Moving to a process-based management system — the first of four final recommendations from HMS — would include setting up the communications protocols that currently don’t exist, Mr. Sainsbury said.

Establishing a mission statement, company objectives and a strategic plan — all part of another key recommendation — would equip the SSA to plan and execute clearer, more effective messaging.

As part of its new contract with the boat line, Mr.
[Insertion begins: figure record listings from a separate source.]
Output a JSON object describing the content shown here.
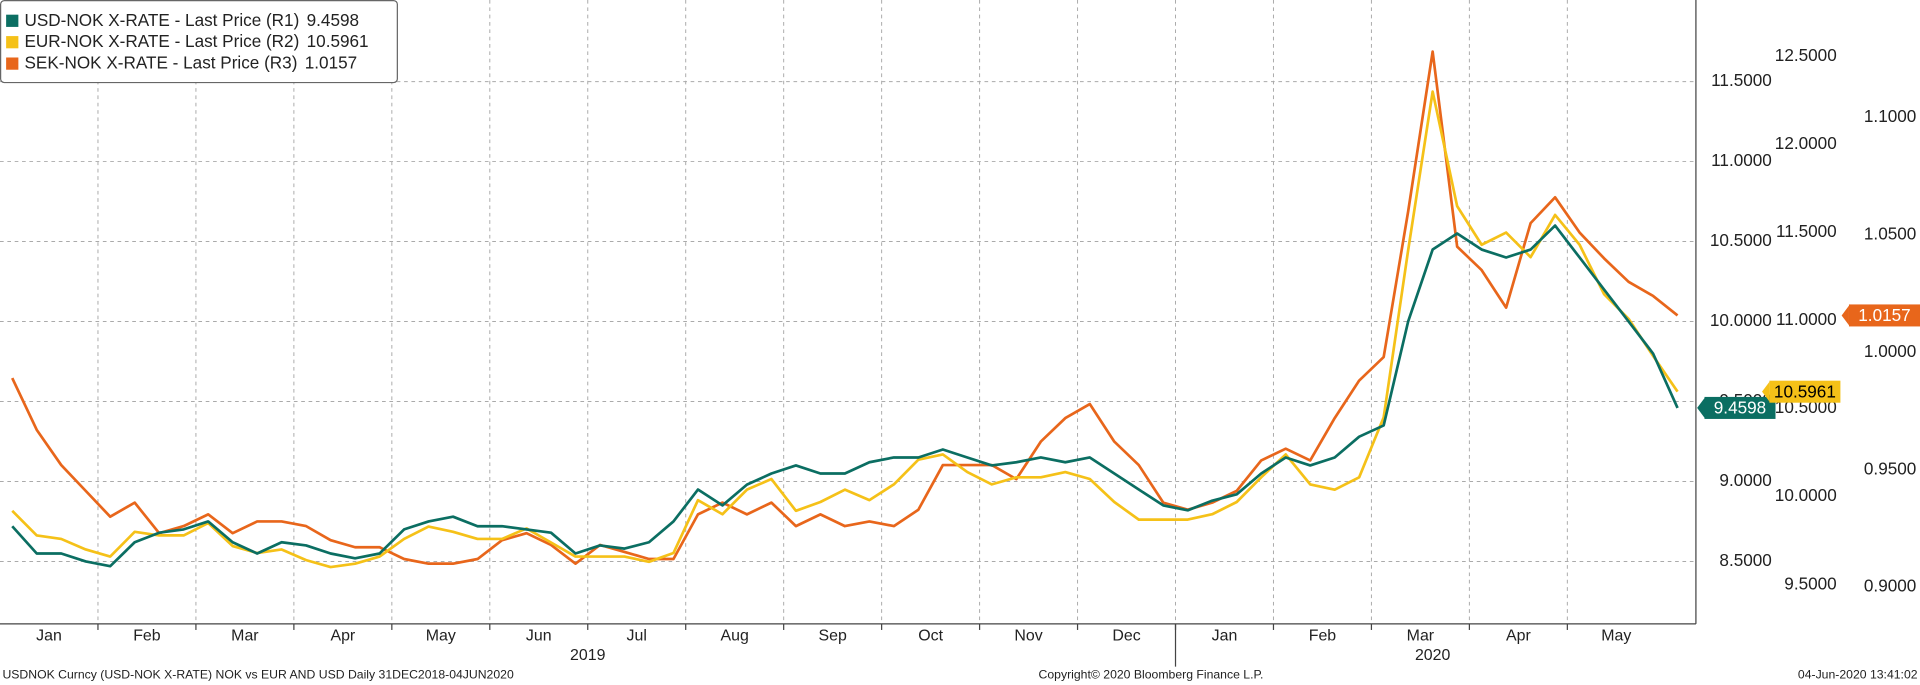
{
  "chart_data": {
    "type": "line",
    "categories": [
      "Jan",
      null,
      null,
      null,
      "Feb",
      null,
      null,
      null,
      "Mar",
      null,
      null,
      null,
      "Apr",
      null,
      null,
      null,
      "May",
      null,
      null,
      null,
      "Jun",
      null,
      null,
      null,
      "Jul",
      null,
      null,
      null,
      "Aug",
      null,
      null,
      null,
      "Sep",
      null,
      null,
      null,
      "Oct",
      null,
      null,
      null,
      "Nov",
      null,
      null,
      null,
      "Dec",
      null,
      null,
      null,
      "Jan",
      null,
      null,
      null,
      "Feb",
      null,
      null,
      null,
      "Mar",
      null,
      null,
      null,
      "Apr",
      null,
      null,
      null,
      "May",
      null,
      null,
      null,
      null
    ],
    "x_groups": [
      "2019",
      "2020"
    ],
    "series": [
      {
        "name": "USD-NOK X-RATE - Last Price (R1)",
        "color": "#0b6e62",
        "axis": "y",
        "values": [
          8.72,
          8.55,
          8.55,
          8.5,
          8.47,
          8.62,
          8.68,
          8.7,
          8.75,
          8.62,
          8.55,
          8.62,
          8.6,
          8.55,
          8.52,
          8.55,
          8.7,
          8.75,
          8.78,
          8.72,
          8.72,
          8.7,
          8.68,
          8.55,
          8.6,
          8.58,
          8.62,
          8.75,
          8.95,
          8.85,
          8.98,
          9.05,
          9.1,
          9.05,
          9.05,
          9.12,
          9.15,
          9.15,
          9.2,
          9.15,
          9.1,
          9.12,
          9.15,
          9.12,
          9.15,
          9.05,
          8.95,
          8.85,
          8.82,
          8.88,
          8.92,
          9.05,
          9.15,
          9.1,
          9.15,
          9.28,
          9.35,
          10.0,
          10.45,
          10.55,
          10.45,
          10.4,
          10.45,
          10.6,
          10.4,
          10.2,
          10.0,
          9.8,
          9.4598
        ]
      },
      {
        "name": "EUR-NOK X-RATE - Last Price (R2)",
        "color": "#f5c118",
        "axis": "y2",
        "values": [
          9.92,
          9.78,
          9.76,
          9.7,
          9.66,
          9.8,
          9.78,
          9.78,
          9.85,
          9.72,
          9.68,
          9.7,
          9.64,
          9.6,
          9.62,
          9.66,
          9.76,
          9.83,
          9.8,
          9.76,
          9.76,
          9.82,
          9.74,
          9.66,
          9.66,
          9.66,
          9.63,
          9.68,
          9.98,
          9.9,
          10.04,
          10.1,
          9.92,
          9.97,
          10.04,
          9.98,
          10.07,
          10.21,
          10.24,
          10.14,
          10.07,
          10.11,
          10.11,
          10.14,
          10.1,
          9.97,
          9.87,
          9.87,
          9.87,
          9.9,
          9.97,
          10.11,
          10.24,
          10.07,
          10.04,
          10.11,
          10.45,
          11.4,
          12.3,
          11.65,
          11.43,
          11.5,
          11.36,
          11.6,
          11.43,
          11.15,
          11.01,
          10.8,
          10.5961
        ]
      },
      {
        "name": "SEK-NOK X-RATE - Last Price (R3)",
        "color": "#e8661b",
        "axis": "y3",
        "values": [
          0.989,
          0.967,
          0.952,
          0.941,
          0.93,
          0.936,
          0.923,
          0.926,
          0.931,
          0.923,
          0.928,
          0.928,
          0.926,
          0.92,
          0.917,
          0.917,
          0.912,
          0.91,
          0.91,
          0.912,
          0.92,
          0.923,
          0.918,
          0.91,
          0.918,
          0.915,
          0.912,
          0.912,
          0.931,
          0.936,
          0.931,
          0.936,
          0.926,
          0.931,
          0.926,
          0.928,
          0.926,
          0.933,
          0.952,
          0.952,
          0.952,
          0.946,
          0.962,
          0.972,
          0.978,
          0.962,
          0.952,
          0.936,
          0.933,
          0.936,
          0.941,
          0.954,
          0.959,
          0.954,
          0.972,
          0.988,
          0.998,
          1.06,
          1.128,
          1.045,
          1.035,
          1.019,
          1.055,
          1.066,
          1.051,
          1.04,
          1.03,
          1.024,
          1.0157
        ]
      }
    ],
    "ylim": [
      8.11,
      12.01
    ],
    "yticks": [
      {
        "value": 8.5,
        "label": "8.5000"
      },
      {
        "value": 9,
        "label": "9.0000"
      },
      {
        "value": 9.5,
        "label": "9.5000"
      },
      {
        "value": 10,
        "label": "10.0000"
      },
      {
        "value": 10.5,
        "label": "10.5000"
      },
      {
        "value": 11,
        "label": "11.0000"
      },
      {
        "value": 11.5,
        "label": "11.5000"
      }
    ],
    "y2lim": [
      9.278,
      12.82
    ],
    "y2ticks": [
      {
        "value": 9.5,
        "label": "9.5000"
      },
      {
        "value": 10,
        "label": "10.0000"
      },
      {
        "value": 10.5,
        "label": "10.5000"
      },
      {
        "value": 11,
        "label": "11.0000"
      },
      {
        "value": 11.5,
        "label": "11.5000"
      },
      {
        "value": 12,
        "label": "12.0000"
      },
      {
        "value": 12.5,
        "label": "12.5000"
      }
    ],
    "y3lim": [
      0.8844,
      1.15
    ],
    "y3ticks": [
      {
        "value": 0.9,
        "label": "0.9000"
      },
      {
        "value": 0.95,
        "label": "0.9500"
      },
      {
        "value": 1,
        "label": "1.0000"
      },
      {
        "value": 1.05,
        "label": "1.0500"
      },
      {
        "value": 1.1,
        "label": "1.1000"
      }
    ],
    "grid": true,
    "legend": "top-left",
    "footer_left": "USDNOK Curncy (USD-NOK X-RATE) NOK vs EUR AND USD  Daily 31DEC2018-04JUN2020",
    "footer_center": "Copyright© 2020 Bloomberg Finance L.P.",
    "footer_right": "04-Jun-2020 13:41:02"
  }
}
Sainsbury said, HMS would be open to different ways of meeting the objectives outlined in the original report.

The decision to rehire HMS to assist the boat line to implement the recommendations in its report came over the strong objection of New Bedford governor Moira Tierney opposed hiring HMS again.

“They shouldn’t have an exclusive,” she said. “This report today wasn’t anything we didn’t already know, and we waited months and months and months for it.

Stephen M. Sayers, recently-retired SSA general counsel who remains on contract, responded that HMS is working on a “time and materials basis.”

“Their effective hourly rate is under $200, which is pretty good — it’s excellent,” he said, adding that the SSA could get started with HMS right away instead of going through the process of another request for proposals.

Vineyard governor Marc Hanover agreed with Mr. Sayers, but Ms. Tierney was unmoved.

“That’s huge, that they were that late, in what is probably our number one area of complaint,” she said. “I can’t support it.”

Nantucket governor Robert Ranney and Barnstable governor Robert Jones joined Mr. Hanover in voting to award the contract to HMS. There was no representative for Falmouth present at the meeting, but Falmouth selectmen voted Monday to appoint lawyer and Woods Hole resident Kathryn Wilson to the five-member board. She replaces Betsy Gladfelter, who failed to earn reappointment.

Also on Saturday, governors voted to approve two new positions recommended in the HMS report: director of marine operations and director of health, safety, quality assurance and environmental protection. The question of whether to hire a chief operating officer did not come up at the meeting. The HMS report strongly recommends that a COO position be created as a key step in overhauling the boat line management structure by spreading out responsibility more at the top.